Giving up the Bottle

I’ve given up the bottle.  Never again will I take a swig of cool refreshing liquid from the neck of my flask and walk away satisfied.  Not that I have given up the drink, that would be unthinkable, I have merely updated my drinking method on the hill.  For years I’ve seen walkers sipping from little plastic tubes that mysteriously disappeared into their rucksacks.  All the adverts tell us that hydration is the key.  Apparently we don’t know when to drink, thirst is unreliable, no it takes the advertising men and doctors in white coats to tell us how to imbibe that most primeval and essential of liquids, water.  That is, of course, if one is so technologically backward as to actually drink crude ordinary water.  The TV ads tell us modern man requires to be hydrated by sophisticated modern types of water.  There are liquids called electrolytes with names like Go he man Go!  Or Jet Fuel.   I thought electrolyte was something you put in batteries but apparently I am mistaken.

So I walked into my local outdoor shop, apparently walking is something I can still manage without an instruction manual, although I’m sure I’ll find I’ve been doing that wrong too, and purchased a bladder type thing with a tube coming out the end.  “Of course,” the shop assistant told me, in a vain attempt to sell me more stuff I don’t need, “Your rucksack might not be compatible.”  I’m putting a bag of water into it, it’s a bag with another bag going into it how can that not be compatible.  I solved the none compatible problem by tying the thing in my bag with some string and set off up a hill.  Now surely I would become some kind of hydrated superman, sipping my way across the landscape with lightning speed.

My first attempt with the reverse urinary device was a disaster; I didn’t put the lid on tight enough and found my sack full of three pints of water after about half a mile.  Undeterred I preserved, filled it up from stream and carried on.  Soon I was merrily sipping water from my little tub and feeling quite in tune with the modern age when, unaccountably, the thing refused to supply me any more liquid.  I sucked for all I was worth but nothing came.  I stopped and shuggled the thing about and eventually got water.

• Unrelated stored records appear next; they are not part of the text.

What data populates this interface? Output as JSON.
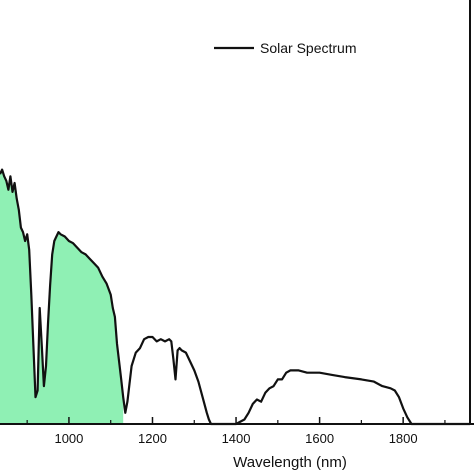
{
  "chart_data": {
    "type": "line",
    "title": "",
    "xlabel": "Wavelength (nm)",
    "ylabel": "",
    "xlim": [
      835,
      1960
    ],
    "ylim": [
      0,
      1.9
    ],
    "xticks": [
      1000,
      1200,
      1400,
      1600,
      1800
    ],
    "tick_labels": [
      "1000",
      "1200",
      "1400",
      "1600",
      "1800"
    ],
    "legend": {
      "placement": "top-right",
      "entries": [
        "Solar Spectrum"
      ]
    },
    "grid": false,
    "colors": {
      "line": "#111111",
      "fill": "#8ff0b4"
    },
    "shaded_region": {
      "from": 835,
      "to": 1130,
      "color": "#8ff0b4"
    },
    "series": [
      {
        "name": "Solar Spectrum",
        "x": [
          835,
          840,
          845,
          850,
          855,
          860,
          865,
          870,
          875,
          880,
          885,
          890,
          895,
          900,
          905,
          910,
          915,
          920,
          925,
          930,
          935,
          940,
          945,
          950,
          955,
          960,
          965,
          970,
          975,
          980,
          990,
          1000,
          1010,
          1020,
          1030,
          1040,
          1050,
          1060,
          1070,
          1080,
          1090,
          1100,
          1105,
          1110,
          1115,
          1120,
          1125,
          1130,
          1135,
          1140,
          1145,
          1150,
          1160,
          1170,
          1180,
          1190,
          1200,
          1210,
          1220,
          1230,
          1240,
          1245,
          1250,
          1255,
          1260,
          1265,
          1270,
          1280,
          1290,
          1300,
          1310,
          1320,
          1330,
          1335,
          1340,
          1345,
          1350,
          1360,
          1380,
          1400,
          1420,
          1430,
          1440,
          1450,
          1460,
          1470,
          1480,
          1490,
          1500,
          1510,
          1520,
          1530,
          1550,
          1570,
          1600,
          1630,
          1660,
          1700,
          1730,
          1750,
          1770,
          1780,
          1790,
          1800,
          1810,
          1820,
          1840,
          1880,
          1920,
          1960
        ],
        "values": [
          1.12,
          1.14,
          1.11,
          1.09,
          1.05,
          1.11,
          1.04,
          1.08,
          1.01,
          0.96,
          0.88,
          0.86,
          0.82,
          0.85,
          0.78,
          0.58,
          0.35,
          0.12,
          0.15,
          0.52,
          0.35,
          0.17,
          0.26,
          0.45,
          0.62,
          0.76,
          0.82,
          0.84,
          0.86,
          0.85,
          0.84,
          0.82,
          0.81,
          0.79,
          0.77,
          0.76,
          0.74,
          0.72,
          0.7,
          0.66,
          0.63,
          0.58,
          0.52,
          0.48,
          0.36,
          0.28,
          0.2,
          0.12,
          0.05,
          0.1,
          0.18,
          0.26,
          0.32,
          0.34,
          0.38,
          0.39,
          0.39,
          0.37,
          0.38,
          0.37,
          0.38,
          0.37,
          0.29,
          0.2,
          0.33,
          0.34,
          0.33,
          0.32,
          0.28,
          0.24,
          0.19,
          0.12,
          0.05,
          0.02,
          0.0,
          0.0,
          0.0,
          0.0,
          0.0,
          0.0,
          0.02,
          0.05,
          0.09,
          0.11,
          0.1,
          0.14,
          0.16,
          0.17,
          0.2,
          0.2,
          0.23,
          0.24,
          0.24,
          0.23,
          0.23,
          0.22,
          0.21,
          0.2,
          0.19,
          0.17,
          0.16,
          0.15,
          0.12,
          0.07,
          0.03,
          0.0,
          0.0,
          0.0,
          0.0,
          0.0
        ]
      }
    ]
  }
}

How a plastic bladder with a tube coming out cannot let you suck water out is beyond me.

Now I find it works some of the time but other times leaves you turning blue trying to extract a drop of the stuff from your back pack. I’m sure it is a very fine device in itself, although I can’t avoid the observation that it looks like some terrible medical equipment that if you fell awkwardly on to it you might accidentally give yourself an enema. I could take it back to the shop and explain the problem but they would only look at me as though I was some pathetic moron who doesn’t know how to suck.  Does anyone else have this problem with these things?  I’m obviously doing it wrong!